Monday, September 19, 2016

If a farmer eats at a restaurant and takes the leftovers home, is that farm-to-table-to-farm?

When no one was looking, restaurant owners came up with a new term for their cuisine..they said, "Let's call it Farm To Table, and then people will figure that the string beans they are eating were hanging on a pole in some farmer's back yard three hours ago.

Listen, I know there is a diffy-diff between fresh chow and something that has Libby's Libby's Libby's on the label label label. Why, young barefoot Mark would run to the back 40 and grab corn off the stalk, shucking it on the way back to the house, once the water was boiling in the big stockpot, so when I gobbled corn on the cob back then, the corn was as fresh as could be.  That was the great thing about the life in the real Farmville...our house bordered a big farm and we were able to get corn and berries and melons and pay the farmer at his stand down by the church on Sundays.  

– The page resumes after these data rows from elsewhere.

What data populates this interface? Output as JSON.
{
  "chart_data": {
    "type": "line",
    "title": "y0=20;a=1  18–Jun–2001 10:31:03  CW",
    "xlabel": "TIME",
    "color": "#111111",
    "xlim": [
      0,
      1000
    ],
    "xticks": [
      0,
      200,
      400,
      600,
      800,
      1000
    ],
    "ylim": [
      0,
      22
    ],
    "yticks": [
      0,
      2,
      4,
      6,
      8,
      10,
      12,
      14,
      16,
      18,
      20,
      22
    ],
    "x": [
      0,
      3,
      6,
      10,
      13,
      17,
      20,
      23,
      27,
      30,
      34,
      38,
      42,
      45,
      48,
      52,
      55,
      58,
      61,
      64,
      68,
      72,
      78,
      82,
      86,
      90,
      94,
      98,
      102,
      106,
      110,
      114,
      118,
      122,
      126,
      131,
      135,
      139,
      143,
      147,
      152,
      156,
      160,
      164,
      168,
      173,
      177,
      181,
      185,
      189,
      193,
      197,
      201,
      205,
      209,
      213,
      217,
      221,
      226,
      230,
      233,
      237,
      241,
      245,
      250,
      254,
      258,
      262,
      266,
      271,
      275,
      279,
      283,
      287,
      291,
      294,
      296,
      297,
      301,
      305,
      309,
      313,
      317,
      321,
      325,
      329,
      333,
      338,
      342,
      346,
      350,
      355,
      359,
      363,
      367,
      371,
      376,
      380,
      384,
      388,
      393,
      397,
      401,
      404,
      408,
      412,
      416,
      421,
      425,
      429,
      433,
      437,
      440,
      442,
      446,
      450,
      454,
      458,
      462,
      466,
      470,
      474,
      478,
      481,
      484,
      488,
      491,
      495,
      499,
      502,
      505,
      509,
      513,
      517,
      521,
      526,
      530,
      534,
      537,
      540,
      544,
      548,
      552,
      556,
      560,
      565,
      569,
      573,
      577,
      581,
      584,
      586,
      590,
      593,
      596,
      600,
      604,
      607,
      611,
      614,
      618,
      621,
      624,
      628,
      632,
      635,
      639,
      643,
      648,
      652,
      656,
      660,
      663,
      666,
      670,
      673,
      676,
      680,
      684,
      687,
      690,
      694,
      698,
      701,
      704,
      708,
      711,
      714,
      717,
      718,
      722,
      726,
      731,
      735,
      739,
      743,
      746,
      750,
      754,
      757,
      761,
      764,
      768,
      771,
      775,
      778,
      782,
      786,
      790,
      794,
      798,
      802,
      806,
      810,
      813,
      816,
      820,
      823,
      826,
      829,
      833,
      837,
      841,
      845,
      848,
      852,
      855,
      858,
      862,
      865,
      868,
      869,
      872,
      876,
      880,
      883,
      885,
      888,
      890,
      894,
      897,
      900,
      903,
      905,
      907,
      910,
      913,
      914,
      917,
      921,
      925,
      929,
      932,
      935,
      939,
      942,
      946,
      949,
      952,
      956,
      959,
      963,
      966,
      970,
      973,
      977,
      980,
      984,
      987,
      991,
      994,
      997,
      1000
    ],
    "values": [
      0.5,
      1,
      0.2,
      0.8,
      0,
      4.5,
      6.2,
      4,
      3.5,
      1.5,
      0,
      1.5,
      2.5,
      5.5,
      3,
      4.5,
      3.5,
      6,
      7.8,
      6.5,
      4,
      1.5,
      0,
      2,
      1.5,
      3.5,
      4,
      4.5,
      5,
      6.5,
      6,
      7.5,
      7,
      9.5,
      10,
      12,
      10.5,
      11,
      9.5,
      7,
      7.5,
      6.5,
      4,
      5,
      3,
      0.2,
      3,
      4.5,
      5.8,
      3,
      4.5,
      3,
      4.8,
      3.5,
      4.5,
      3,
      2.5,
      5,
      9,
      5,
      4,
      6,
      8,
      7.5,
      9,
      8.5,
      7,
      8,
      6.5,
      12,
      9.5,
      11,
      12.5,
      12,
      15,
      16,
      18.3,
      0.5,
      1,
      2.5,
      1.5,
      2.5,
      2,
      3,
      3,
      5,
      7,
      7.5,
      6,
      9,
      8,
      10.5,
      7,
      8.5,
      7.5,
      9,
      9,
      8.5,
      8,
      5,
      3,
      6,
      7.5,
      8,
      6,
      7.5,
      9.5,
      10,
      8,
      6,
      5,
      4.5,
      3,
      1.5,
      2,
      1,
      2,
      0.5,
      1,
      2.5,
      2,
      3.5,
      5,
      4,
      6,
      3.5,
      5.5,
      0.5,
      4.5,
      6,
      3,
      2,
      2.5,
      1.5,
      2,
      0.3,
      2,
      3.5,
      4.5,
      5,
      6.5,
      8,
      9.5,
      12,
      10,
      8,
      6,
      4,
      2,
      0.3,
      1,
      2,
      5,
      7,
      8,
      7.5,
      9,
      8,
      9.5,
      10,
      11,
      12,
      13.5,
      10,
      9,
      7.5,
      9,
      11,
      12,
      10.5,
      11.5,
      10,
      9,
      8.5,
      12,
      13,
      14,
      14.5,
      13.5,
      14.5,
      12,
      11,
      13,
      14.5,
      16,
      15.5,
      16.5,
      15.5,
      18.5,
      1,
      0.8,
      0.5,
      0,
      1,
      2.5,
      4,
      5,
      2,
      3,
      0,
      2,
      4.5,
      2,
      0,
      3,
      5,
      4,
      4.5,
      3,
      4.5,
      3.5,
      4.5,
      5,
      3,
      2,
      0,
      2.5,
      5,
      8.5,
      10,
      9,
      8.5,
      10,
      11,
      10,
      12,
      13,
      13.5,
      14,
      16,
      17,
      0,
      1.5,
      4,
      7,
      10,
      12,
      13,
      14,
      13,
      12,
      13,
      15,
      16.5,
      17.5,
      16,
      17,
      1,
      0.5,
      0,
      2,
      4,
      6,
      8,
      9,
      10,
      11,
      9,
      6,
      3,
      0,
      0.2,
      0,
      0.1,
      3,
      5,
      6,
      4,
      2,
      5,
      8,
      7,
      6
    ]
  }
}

You will never get that much flavor out of a can or frozen bag o'corn.

And beyond certain curiosities such as New York City eateries being able to offer "local" honey because there is a certain goodness from the pollen gathered in Central Park and all those high-rise flower pots on the Lower East Side, all that gourmet grindage you enjoy at Chez Quis comes from somewhere. Assuming that the lumps in your crabcake did not come from the chef's crabtraps on Middle River, does it matter if they are lumps from Carolina or Florida or elsewhere?

It didn't take long for a reporter from the Tampa Bay Times to investigate the claims of farm-to-tableness and find many of them bogus.

My thing is, having heard so many stories about diners substituting cutout circles of shark for scallops (and this is really awful when they use a pool shark!) or lobster bisque that is totally devoid of lobster, just serve me what I order and don't try faking me out by claiming it's local or never frozen or never canned.  

And, yes, please, I will need a go-box.